“If you get angry, you can take a moment to think about why you’re upset, and how you’re contributing to the conflict. Then you can sleep on it before talking it out,” said our very wise son Forest after we promised no one would yell today.
“That’s not the way we roll,” Ken replied, making me laugh so hard I cried as I high-fived him.
Vacation fighting, one of my least-favorite things, has been too much a probability for us over the years, mostly due to confusion over directions and/or getting completely lost, and who said they would meet who at whatever time, only to discover timely misunderstandings on all sides.
Yesterday in Great Smoky Mountain National Park we had a doozy of both varieties, first a map-reading misadventure resulting in all four of us yelling, “Just stop it already.” Worse, though, was the getting seemingly lost in time and place fight.
Our sons, my sister-in-law, some of her kids and one of their boyfriends, Ken and I went on a hike, lovely and full of that early spring green light that illuminates the mossy curves as we went up the winding trail. After the usual peanut butter and jelly sandwich lunch at the side of a grassy field, most of us headed back to the trail head to go horseback riding at the nearby stable, leaving Ken and Daniel to do more hiking. “Turn around at 2:30 and come back to where the car is, and I’ll meet you there about 3:30,” I told Ken. Turns out he told me something vital I didn’t hear: that it might take longer. Turns out also that his and Daniel’s map was totally inaccurate when it comes to the distance involved.
On top of a slow, red-haired horse in a slow line of other horses with their riders, I experienced the kind of euphoria that would only matched by the opposite feeling in the hours to come. The light breeze refreshed me, the beautiful trees were just leafing out, the creek we crossed glistened in sunlight. After the ride, we took a lot of pictures of the horses, said goodbye, and I got into the rental car to move it to a shady place while I waited for Ken. He was late — it was near 4 p.m. — but I figured he and Daniel would show up soon. I also thought they might be coming out from the woods a little beyond the trail, where others exited, so I drove there, only to discover I was suddenly on a scenic 11-mile loop. A one-way loop.

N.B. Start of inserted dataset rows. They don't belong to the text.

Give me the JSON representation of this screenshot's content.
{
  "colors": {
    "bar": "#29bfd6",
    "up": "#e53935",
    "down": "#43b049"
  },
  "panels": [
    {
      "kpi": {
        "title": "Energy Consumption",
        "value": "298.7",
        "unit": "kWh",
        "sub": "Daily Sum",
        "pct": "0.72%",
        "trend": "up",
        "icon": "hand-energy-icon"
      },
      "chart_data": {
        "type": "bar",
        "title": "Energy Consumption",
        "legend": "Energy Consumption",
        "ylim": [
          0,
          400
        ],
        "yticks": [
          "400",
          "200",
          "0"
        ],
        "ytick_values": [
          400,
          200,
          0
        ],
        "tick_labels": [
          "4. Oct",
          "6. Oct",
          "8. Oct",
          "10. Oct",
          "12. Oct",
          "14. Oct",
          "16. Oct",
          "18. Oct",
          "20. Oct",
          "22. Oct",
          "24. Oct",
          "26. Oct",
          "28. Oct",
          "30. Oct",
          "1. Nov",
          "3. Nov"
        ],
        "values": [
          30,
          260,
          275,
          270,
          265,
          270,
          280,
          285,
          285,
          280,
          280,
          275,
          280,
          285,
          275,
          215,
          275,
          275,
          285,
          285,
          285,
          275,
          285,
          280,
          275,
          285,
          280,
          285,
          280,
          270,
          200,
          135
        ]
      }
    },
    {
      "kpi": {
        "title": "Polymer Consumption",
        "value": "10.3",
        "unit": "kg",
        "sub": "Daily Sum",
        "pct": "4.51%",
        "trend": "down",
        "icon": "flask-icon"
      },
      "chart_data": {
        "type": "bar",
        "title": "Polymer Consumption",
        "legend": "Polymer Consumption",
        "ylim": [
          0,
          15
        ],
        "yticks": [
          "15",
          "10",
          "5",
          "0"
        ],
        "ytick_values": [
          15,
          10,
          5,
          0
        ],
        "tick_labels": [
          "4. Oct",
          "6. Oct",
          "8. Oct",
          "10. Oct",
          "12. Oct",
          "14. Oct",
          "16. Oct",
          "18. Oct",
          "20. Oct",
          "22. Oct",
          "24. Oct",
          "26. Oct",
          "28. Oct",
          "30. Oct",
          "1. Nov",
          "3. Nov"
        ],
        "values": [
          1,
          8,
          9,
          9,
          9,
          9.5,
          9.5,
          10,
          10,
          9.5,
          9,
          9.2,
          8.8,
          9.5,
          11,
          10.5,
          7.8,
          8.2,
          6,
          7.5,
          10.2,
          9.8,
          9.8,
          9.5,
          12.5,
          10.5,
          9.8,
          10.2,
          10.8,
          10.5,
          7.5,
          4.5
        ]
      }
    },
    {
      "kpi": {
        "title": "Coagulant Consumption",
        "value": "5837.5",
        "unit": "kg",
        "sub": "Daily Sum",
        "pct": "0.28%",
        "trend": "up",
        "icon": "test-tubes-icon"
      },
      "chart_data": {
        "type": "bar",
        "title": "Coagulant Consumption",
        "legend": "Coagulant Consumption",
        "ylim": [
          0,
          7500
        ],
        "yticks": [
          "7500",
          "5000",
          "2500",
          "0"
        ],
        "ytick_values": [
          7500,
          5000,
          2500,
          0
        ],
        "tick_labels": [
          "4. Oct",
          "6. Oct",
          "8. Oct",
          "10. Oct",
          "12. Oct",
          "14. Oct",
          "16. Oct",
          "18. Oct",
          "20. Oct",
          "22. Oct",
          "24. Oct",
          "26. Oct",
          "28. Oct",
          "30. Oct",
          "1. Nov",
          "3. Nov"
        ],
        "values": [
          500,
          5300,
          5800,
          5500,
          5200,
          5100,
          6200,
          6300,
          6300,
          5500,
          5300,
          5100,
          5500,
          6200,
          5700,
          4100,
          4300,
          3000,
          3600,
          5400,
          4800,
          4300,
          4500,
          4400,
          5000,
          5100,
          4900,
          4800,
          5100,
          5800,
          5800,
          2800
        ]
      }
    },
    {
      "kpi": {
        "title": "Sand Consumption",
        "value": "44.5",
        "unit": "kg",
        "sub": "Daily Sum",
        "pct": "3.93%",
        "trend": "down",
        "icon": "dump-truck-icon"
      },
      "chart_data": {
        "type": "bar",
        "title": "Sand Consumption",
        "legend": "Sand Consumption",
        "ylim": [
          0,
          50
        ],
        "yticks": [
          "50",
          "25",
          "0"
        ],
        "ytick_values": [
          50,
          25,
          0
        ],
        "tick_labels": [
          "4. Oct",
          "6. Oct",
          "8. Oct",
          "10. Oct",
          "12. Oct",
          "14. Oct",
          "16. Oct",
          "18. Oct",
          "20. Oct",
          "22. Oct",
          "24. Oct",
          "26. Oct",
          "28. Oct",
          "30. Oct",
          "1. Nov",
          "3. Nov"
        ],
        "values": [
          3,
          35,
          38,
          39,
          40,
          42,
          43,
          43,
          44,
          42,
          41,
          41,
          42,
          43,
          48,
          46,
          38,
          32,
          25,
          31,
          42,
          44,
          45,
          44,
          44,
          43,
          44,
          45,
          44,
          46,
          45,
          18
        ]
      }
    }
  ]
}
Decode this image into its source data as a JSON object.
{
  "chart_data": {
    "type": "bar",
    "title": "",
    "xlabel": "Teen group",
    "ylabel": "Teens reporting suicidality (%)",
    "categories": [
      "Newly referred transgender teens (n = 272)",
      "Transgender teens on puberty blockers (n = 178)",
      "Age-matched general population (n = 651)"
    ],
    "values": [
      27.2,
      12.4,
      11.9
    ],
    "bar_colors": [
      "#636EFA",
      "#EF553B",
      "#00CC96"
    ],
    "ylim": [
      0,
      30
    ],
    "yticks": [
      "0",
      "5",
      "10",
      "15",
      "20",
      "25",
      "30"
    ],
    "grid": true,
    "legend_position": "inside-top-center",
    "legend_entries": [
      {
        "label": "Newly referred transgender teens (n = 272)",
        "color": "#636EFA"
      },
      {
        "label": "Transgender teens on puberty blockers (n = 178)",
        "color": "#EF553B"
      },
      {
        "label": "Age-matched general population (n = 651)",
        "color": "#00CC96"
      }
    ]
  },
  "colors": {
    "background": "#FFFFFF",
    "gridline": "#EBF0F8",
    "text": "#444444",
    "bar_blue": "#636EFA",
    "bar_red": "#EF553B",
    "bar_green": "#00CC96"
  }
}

No worries, I told myself, This might take 20 minutes or so, but I could circle around and meet the guys soon.
I was vastly mistaken. The cars ahead of me habitually went 5-10 mph, sometimes stopping entirely for a few minutes, making me increasingly anxious despite the scenic views of mountains, wide views leading up to mountains, or thick forest in mountains. I kept picturing Ken and Daniel sitting on the curb, wondering where I was for 20 minutes, 30 minutes, and by the time I actually finished the loop, close to an hour.
Since I was to meet them either at the information booth on the road or at the picnic area nearby, I spent the next hour driving back and forth between the rendez-vous spots, trying to see where they might emerge. They didn’t. Of course, cell phones didn’t work either. Close to 6 p.m., I found a pay phone at a closed camping store. By punching in 1 for English, 3 for use of a credit card — the only kind of currency I had on me — and then a long series of numbers, I could call my sister-in-law on the premise that perhaps the guys gout out early, didn’t see us, walked to this pay phone, called her, and she picked them up. No answer. I went through the long process of calling Forest, my nieces, even Ken and Daniel. Repeatedly. No response. So I drove the long way out of the park, and by 6:30, I was within cell phone range and could reach my sister-in-law, who hadn’t heard from them.
I breathed slowly, told myself all would be well, prayed fiercely, and tried to comfort myself with the bumper sticker of a car in front of me that said “Love > Fear.”
I raced back into the park to look for the guys, only to see a police car quickly turn around to follow me to the picnic site. I was driving twice the 25 mph speed limit, and by the time two police cars pulled me over, I could only jump out of the rental car, peaceful breathing be damned, and cry hysterically. “My husband and son are three hours late, and I’m really worried about them,” I managed to get out. “I don’t even have a license on me!” I added, remembering I didn’t take my purse this morning.
The police were wonderful, one of them even from Kansas, and although they were planning to give me a warning, not worry about the license, and then go with me to the trail head to enact a rescue plan, all quickly resolved itself. I looked toward the picnic area, and at the first table was Ken, quietly waiting. They had just turned up after discovering what they thought was the end of the trail was only the half-way point.
Let’s just say the ride home was the opposite of sitting atop a horse in early spring sunlight. There was no laughing until I cried, but simply a lot of crying. Nothing like finding people you love after a wide span of thinking they were lost.
How do we roll? Not the most elegant, graceful or polite way when the pressure is on, but at least, we roll back together again.